You will see nothing whatever in it worth looking at. Nevertheless, look a little longer.

But the longer you look, the less you will understand why I tell you to look. It is nothing but a whitewashed ceiling: vaulted indeed,—but so is many a tailor's garret window, for that matter. Indeed, now that you have looked steadily for a minute or so, and are used to the form of the arch, it seems to become so small that you can almost fancy it the ceiling of a good-sized lumber-room in an attic.

Having attained to this modest conception of it, carry your eyes back to the similar vault of the second compartment, nearer you. Very little further contemplation will reduce that also to the similitude of a moderately-sized attic. And then, resolving to bear, if possible—for it is worth while,—the cramp in your neck for another quarter of a minute, look right up to the third vault, over your head; which, if not, in the said quarter of a minute, reducible in imagination to a tailor's garret, will at least sink, like the two others, into the semblance of a common arched ceiling, of no serious magnitude or majesty.

Then, glance quickly down from it to the floor, and round at the space, (included between the four pillars), which that vault covers. It is sixty feet square,[1]—four hundred square yards of pavement,—and I believe you will have to look up again more than once or twice, before you can convince yourself that the mean-looking roof is swept indeed over all that twelfth part of an acre. And still less, if I mistake not, will you, without slow proof, believe, when you turn yourself round towards the east end, that the narrow niche (it really looks scarcely more than a niche) which occupies, beyond the dome, the position of our northern choirs, is indeed the unnarrowed elongation of the nave, whose breadth extends round you like a frozen lake. From which experiments and comparisons, your conclusion, I think, will be, and I am sure it ought to be, that the most studious ingenuity could not produce a design for the interior of a building which should more completely hide its extent, and throw away every common advantage of its magnitude, than this of the Duomo of Florence.

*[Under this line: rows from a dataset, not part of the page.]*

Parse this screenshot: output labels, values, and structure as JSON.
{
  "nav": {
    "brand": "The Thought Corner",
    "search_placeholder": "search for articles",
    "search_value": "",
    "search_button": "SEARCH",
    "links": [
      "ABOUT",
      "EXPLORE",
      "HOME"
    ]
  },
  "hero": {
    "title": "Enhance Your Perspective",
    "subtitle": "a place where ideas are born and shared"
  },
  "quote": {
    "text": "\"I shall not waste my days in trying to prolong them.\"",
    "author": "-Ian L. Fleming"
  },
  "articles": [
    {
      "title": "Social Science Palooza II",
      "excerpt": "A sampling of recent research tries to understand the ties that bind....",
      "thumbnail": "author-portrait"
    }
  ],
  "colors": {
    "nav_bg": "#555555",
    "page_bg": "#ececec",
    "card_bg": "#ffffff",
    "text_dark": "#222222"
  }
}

Having arrived at this, I assure you, quite securely tenable conclusion, we will quit the cathedral by the western door, for once, and as quickly as we can walk, return to the Green cloister of Sta. Maria Novella; and place ourselves on the south side of it, so as to see as much as we can of the entrance, on the opposite side, to the so-called 'Spanish Chapel.'

There is, indeed, within the opposite cloister, an arch of entrance, plain enough. But no chapel, whatever, externally manifesting itself as worth entering. No walls, or gable, or dome, raised above the rest of the outbuildings—only two windows with traceries opening into the cloister; and one story of inconspicuous building above. You can't conceive there should be any effect of magnitude produced in the interior, however it has been vaulted or decorated. It may be pretty, but it cannot possibly look large.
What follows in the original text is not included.